Dr. Nour Raouafi, the Parker project scientist, described the upcoming event as monumental for all humanity, likening it to the historic Moon landing of 1969. The probe’s incredible speed is attributed to the immense gravitational pull it experiences as it falls towards the Sun, akin to flying from New York to London in under 30 seconds.

Launched in 2018, Nasa’s Parker Solar Probe aims to make repeated and increasingly closer passes of the Sun. The upcoming maneuver in late 2024 will take the probe to just 4% of the Sun-Earth distance, providing an unprecedented opportunity to study the Sun’s environment.

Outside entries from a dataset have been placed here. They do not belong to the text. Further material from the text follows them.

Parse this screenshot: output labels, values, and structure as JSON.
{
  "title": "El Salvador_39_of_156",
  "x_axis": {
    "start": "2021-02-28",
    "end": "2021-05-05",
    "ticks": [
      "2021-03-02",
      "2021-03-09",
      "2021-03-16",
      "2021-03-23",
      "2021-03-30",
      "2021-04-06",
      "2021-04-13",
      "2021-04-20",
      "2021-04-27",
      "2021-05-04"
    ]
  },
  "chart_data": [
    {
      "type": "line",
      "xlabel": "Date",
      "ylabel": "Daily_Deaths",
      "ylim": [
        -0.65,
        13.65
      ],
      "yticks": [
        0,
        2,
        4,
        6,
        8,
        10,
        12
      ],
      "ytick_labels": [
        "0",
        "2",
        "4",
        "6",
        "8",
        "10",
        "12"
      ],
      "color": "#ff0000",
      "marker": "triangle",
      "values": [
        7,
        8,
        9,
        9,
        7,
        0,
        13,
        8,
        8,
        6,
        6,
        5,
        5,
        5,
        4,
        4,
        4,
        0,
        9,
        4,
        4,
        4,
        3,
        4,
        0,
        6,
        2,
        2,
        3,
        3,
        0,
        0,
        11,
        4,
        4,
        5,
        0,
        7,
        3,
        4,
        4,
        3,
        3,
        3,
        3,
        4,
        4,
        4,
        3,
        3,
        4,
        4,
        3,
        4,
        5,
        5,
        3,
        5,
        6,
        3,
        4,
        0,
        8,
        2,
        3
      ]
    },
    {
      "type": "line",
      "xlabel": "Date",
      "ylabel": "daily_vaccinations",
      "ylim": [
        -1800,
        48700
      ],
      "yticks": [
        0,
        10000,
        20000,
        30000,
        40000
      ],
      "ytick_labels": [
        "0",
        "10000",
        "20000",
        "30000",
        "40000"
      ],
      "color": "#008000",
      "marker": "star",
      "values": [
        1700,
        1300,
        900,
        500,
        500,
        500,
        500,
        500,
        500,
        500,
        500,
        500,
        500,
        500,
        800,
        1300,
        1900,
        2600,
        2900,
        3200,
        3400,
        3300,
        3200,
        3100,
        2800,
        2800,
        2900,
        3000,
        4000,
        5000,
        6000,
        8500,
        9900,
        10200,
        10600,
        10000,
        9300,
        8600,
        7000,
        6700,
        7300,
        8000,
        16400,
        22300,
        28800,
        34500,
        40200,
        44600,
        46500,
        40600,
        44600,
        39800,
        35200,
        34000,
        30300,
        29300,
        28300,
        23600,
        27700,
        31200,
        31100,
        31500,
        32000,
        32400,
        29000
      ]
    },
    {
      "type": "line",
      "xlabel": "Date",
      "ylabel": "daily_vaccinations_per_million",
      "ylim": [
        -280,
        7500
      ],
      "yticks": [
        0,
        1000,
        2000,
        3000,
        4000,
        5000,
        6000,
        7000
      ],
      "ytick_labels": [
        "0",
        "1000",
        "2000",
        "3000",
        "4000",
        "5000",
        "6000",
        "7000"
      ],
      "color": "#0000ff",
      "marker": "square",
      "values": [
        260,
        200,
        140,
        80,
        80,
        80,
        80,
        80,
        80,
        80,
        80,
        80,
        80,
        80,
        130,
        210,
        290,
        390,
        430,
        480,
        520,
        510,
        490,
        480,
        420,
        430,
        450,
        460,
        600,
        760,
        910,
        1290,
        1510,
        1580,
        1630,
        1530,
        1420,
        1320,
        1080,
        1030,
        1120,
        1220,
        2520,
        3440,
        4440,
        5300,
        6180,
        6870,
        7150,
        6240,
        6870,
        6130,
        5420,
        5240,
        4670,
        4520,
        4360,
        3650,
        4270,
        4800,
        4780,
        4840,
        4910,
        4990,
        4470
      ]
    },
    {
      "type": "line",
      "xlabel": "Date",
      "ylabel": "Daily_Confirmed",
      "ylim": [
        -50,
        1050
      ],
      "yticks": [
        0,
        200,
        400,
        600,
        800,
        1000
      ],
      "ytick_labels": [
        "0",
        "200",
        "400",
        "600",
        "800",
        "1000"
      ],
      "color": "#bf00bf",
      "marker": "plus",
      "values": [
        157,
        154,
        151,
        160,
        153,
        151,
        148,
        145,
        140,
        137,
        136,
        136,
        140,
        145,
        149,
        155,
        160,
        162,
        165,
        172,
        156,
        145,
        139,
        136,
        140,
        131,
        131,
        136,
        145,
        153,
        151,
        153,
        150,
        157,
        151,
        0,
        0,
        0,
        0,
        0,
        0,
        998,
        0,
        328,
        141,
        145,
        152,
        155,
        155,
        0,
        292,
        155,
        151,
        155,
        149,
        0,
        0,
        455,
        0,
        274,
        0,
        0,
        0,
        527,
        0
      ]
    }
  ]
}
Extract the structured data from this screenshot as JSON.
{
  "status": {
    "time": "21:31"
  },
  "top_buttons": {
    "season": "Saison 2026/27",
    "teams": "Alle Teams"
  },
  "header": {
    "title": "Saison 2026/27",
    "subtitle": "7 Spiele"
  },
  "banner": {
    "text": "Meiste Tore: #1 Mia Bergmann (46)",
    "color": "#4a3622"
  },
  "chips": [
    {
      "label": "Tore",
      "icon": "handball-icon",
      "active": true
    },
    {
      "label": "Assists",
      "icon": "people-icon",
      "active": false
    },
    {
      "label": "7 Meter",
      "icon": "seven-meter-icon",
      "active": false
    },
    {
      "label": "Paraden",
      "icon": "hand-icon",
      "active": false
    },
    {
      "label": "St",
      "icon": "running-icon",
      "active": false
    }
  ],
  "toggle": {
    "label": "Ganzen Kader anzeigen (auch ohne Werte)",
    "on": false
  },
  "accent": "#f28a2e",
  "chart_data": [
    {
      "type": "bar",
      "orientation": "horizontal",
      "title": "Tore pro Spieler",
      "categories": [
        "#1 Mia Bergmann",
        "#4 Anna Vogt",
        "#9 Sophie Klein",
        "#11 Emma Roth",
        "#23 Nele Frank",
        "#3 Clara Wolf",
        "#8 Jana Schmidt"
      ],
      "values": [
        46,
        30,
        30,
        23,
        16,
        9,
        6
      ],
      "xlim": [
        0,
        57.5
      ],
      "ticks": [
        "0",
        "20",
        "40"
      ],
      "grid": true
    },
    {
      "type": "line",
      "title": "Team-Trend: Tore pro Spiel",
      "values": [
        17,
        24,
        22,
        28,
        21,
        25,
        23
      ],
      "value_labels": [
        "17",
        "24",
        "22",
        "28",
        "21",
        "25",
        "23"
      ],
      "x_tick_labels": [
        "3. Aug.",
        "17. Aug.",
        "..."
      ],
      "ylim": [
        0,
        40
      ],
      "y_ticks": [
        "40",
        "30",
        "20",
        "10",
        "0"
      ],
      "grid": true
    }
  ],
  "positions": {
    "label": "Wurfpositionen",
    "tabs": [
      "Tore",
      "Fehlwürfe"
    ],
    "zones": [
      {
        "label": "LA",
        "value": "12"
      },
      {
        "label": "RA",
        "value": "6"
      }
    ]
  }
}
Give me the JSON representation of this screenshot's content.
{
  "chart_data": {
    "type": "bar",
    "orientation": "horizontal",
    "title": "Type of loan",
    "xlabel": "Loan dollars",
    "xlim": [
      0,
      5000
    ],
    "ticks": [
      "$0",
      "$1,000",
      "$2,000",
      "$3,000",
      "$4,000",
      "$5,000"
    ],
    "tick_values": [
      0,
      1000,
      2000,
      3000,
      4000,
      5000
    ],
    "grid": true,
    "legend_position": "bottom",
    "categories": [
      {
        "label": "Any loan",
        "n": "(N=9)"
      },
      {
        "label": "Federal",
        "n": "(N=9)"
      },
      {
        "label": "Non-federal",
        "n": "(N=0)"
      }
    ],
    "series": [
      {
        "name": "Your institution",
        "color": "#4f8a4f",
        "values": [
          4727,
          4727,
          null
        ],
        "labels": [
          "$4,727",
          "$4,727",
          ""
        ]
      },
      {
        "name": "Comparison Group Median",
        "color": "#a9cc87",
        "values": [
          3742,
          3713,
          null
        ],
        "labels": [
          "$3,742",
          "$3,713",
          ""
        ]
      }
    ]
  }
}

However, the mission presents significant challenges, particularly the extreme temperatures the probe will encounter, with temperatures on the front of the spacecraft expected to reach 1,400°C at its closest point to the Sun. To mitigate this, Parker’s strategy involves swift entry and exit, utilizing a suite of instruments deployed from behind a thick heat shield to make measurements of the solar environment.

The anticipated reward for this daring mission is the acquisition of breakthrough knowledge on key solar processes, particularly the workings of the corona, the Sun’s outer atmosphere. Scientists are eager to gain a clearer understanding of the corona’s counter-intuitive superheating, where temperatures can reach over a million degrees, far exceeding the surface temperature of the Sun.

Moreover, the probe will be positioned within the corona region, where charged particles are accelerated into a supersonic wind moving at 400 km/s, a phenomenon that is yet to be fully explained by scientists.